The locally produced milk doesn’t even compete with milk, but with a product that would not be allowed to be marketed as milk in the countries of origin. “ ’Milk’ means exclusively the normal mammary secretion obtained from one or more milkings without either addition thereto or extraction therefrom” as is stated in an EU regulation from 2013. 

The export of milk powder to West Africa is not new, but it gained new momentum in conjunction with the milk crisis of 2014-2016. It’s root cause was global overproduction and falling prices. It hit European dairy farmers extra hard through a combination of the abolition of milk quotas in Europe and a Russian embargo in the aftermath of the Russian annexation of Crimea.  In order to deal with the crisis the European Union took a number of measures, including special support packages to farmers as well as buying huge quantities of milk powder to lift the pressure on the market.

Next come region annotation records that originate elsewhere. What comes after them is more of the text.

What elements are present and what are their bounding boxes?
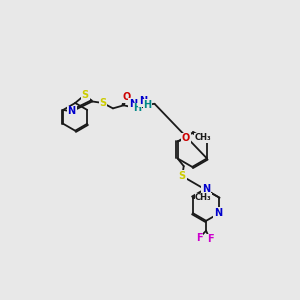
Text: H: H	[134, 103, 142, 113]
Text: F: F	[196, 233, 202, 243]
Text: N: N	[214, 208, 222, 218]
Text: N: N	[129, 99, 137, 109]
Text: CH₃: CH₃	[195, 193, 212, 202]
Text: N: N	[139, 96, 147, 106]
Text: H: H	[143, 100, 152, 110]
Text: S: S	[178, 171, 186, 181]
Text: N: N	[202, 184, 210, 194]
Text: N: N	[68, 106, 76, 116]
Text: S: S	[82, 89, 89, 100]
Text: O: O	[123, 92, 131, 102]
Text: CH₃: CH₃	[194, 133, 211, 142]
Text: F: F	[207, 234, 213, 244]
Text: O: O	[182, 134, 190, 143]
Text: S: S	[99, 98, 106, 108]
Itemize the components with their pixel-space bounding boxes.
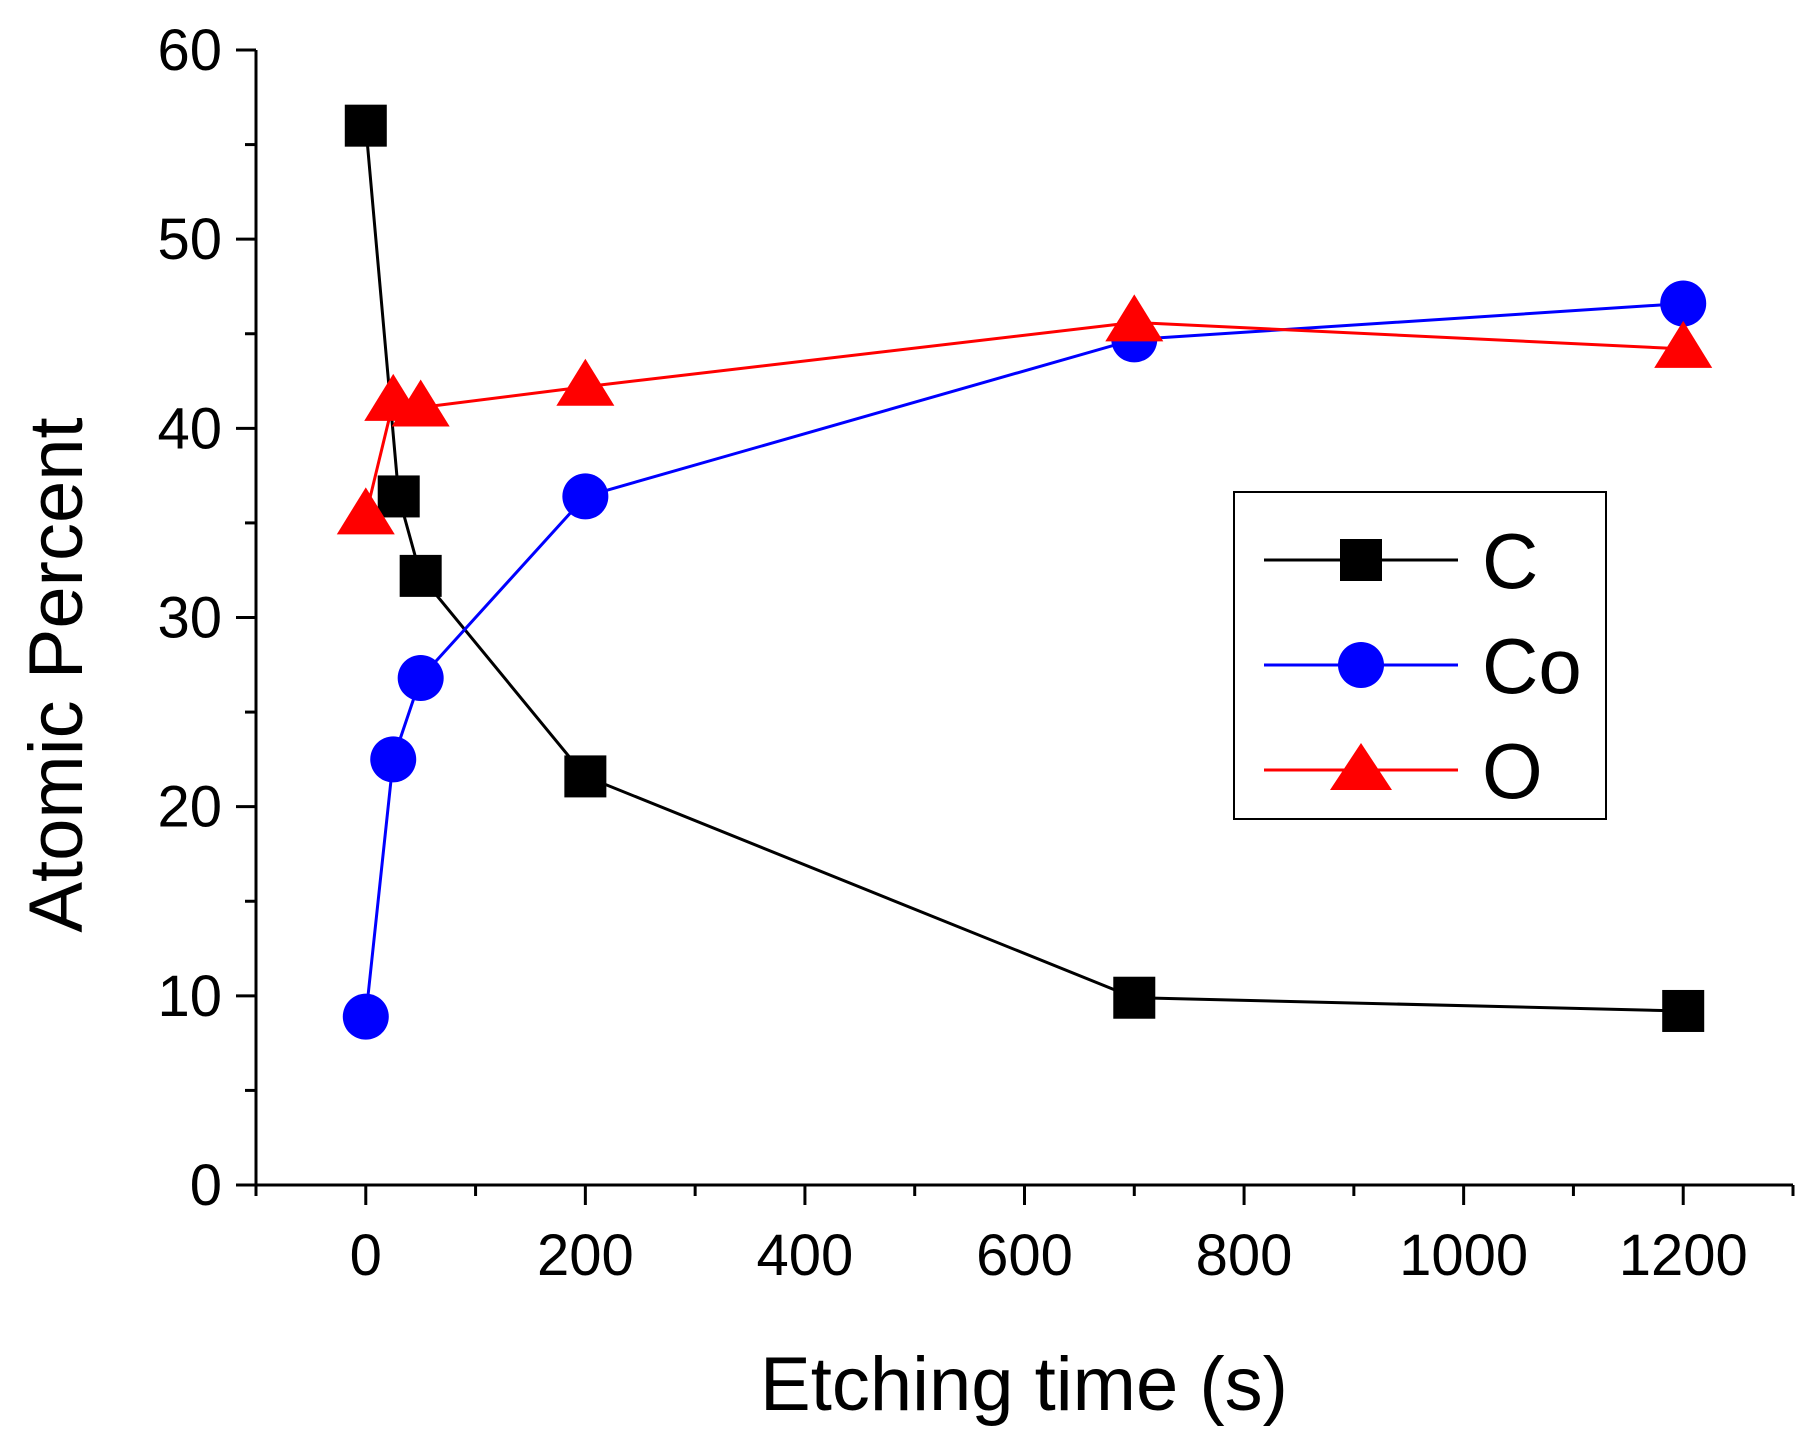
- x-tick-label: 1200: [1619, 1223, 1748, 1288]
- y-tick-label: 0: [190, 1153, 222, 1218]
- data-point-o: [556, 358, 615, 406]
- series-line-co: [364, 301, 1684, 1017]
- series-o: [336, 294, 1713, 535]
- y-tick-label: 30: [157, 586, 222, 651]
- legend-marker-o: [1330, 743, 1392, 790]
- series-line-c: [364, 125, 1684, 1013]
- y-tick-label: 40: [157, 396, 222, 461]
- series-line-o: [364, 320, 1684, 516]
- data-point-co: [1660, 280, 1707, 327]
- series-c: [344, 104, 1705, 1032]
- x-tick-label: 1000: [1399, 1223, 1528, 1288]
- x-tick-label: 800: [1196, 1223, 1293, 1288]
- data-point-c: [564, 755, 607, 798]
- legend: C Co O: [1233, 491, 1607, 820]
- data-point-o: [1105, 294, 1164, 342]
- x-tick-label: 200: [537, 1223, 634, 1288]
- legend-box: [1233, 491, 1607, 820]
- y-tick-label: 50: [157, 207, 222, 272]
- data-point-co: [562, 473, 609, 520]
- x-axis-title: Etching time (s): [760, 1342, 1288, 1427]
- data-point-c: [344, 104, 387, 147]
- data-point-co: [370, 736, 417, 783]
- legend-label-co: Co: [1482, 622, 1582, 710]
- x-tick-label: 400: [757, 1223, 854, 1288]
- legend-label-o: O: [1482, 727, 1543, 815]
- legend-marker-c: [1340, 539, 1382, 581]
- data-point-co: [397, 655, 444, 702]
- data-point-o: [1654, 320, 1713, 368]
- data-point-o: [336, 487, 395, 535]
- data-point-c: [399, 554, 442, 597]
- y-tick-label: 60: [157, 18, 222, 83]
- data-point-co: [342, 993, 389, 1040]
- legend-marker-co: [1338, 642, 1384, 688]
- series-layer: [336, 104, 1713, 1040]
- x-tick-label: 600: [976, 1223, 1073, 1288]
- data-point-c: [1113, 976, 1156, 1019]
- data-point-c: [377, 475, 420, 518]
- data-point-o: [391, 379, 450, 427]
- y-tick-label: 20: [157, 775, 222, 840]
- y-tick-label: 10: [157, 964, 222, 1029]
- data-point-c: [1662, 989, 1705, 1032]
- legend-label-c: C: [1482, 517, 1538, 605]
- x-tick-label: 0: [350, 1223, 382, 1288]
- ticks: 0 200 400 600 800 1000 1200 0 10 20 30 40 50 60: [157, 18, 1795, 1288]
- series-co: [342, 280, 1707, 1040]
- y-axis-title: Atomic Percent: [14, 417, 99, 932]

As a result of EU interventions, EU exports of skimmed milk powder increased with 59%, despite a 50% decline in global prices.

It is not a new story though, or unique for dairy. Consumption of poultry meat, in Sub-Saharan Africa (SSA) increased 99% between 2004 and 2014. However while domestic SSA production has increased only 57%, imports have increased a massive 209%. Often the exports are of the less desirable parts of the chicken which are hard to sell in Europe.

It is frequently argued that these are examples of unfair trading practices. And of course they are unfair.

Unfair is normal when it comes to trade, and the more so the bigger difference in scale and abilities there are between the trading partners. The successful actor will use its strength. To have conducive policies in a country is essential for competitiveness, which is expressed by politicians and businesses alike. To be big is also a success factor and European dairy companies are very big. Danone annual sales are bigger than the total economy of Senegal. Big companies will get favorable credits and preferential treatments by governments. A successful actor will innovate, e.g. by replacing butter with palm oil and pack their products in tiny disposable plastic bags affordable and easy to use. Successful actors will seize opportunities and “beat the competition“.

The sales of fat filled milk powder in West Africa are not the result of market failure or market distortions, they are the result of the normal workings of markets as we know them. The image of the market with two equal partners making a fair deal is just a dream, with no grounding in reality. Regardless if we like the market economy or not, we are better off if we realize the flaws in the logic and the shortcomings of it.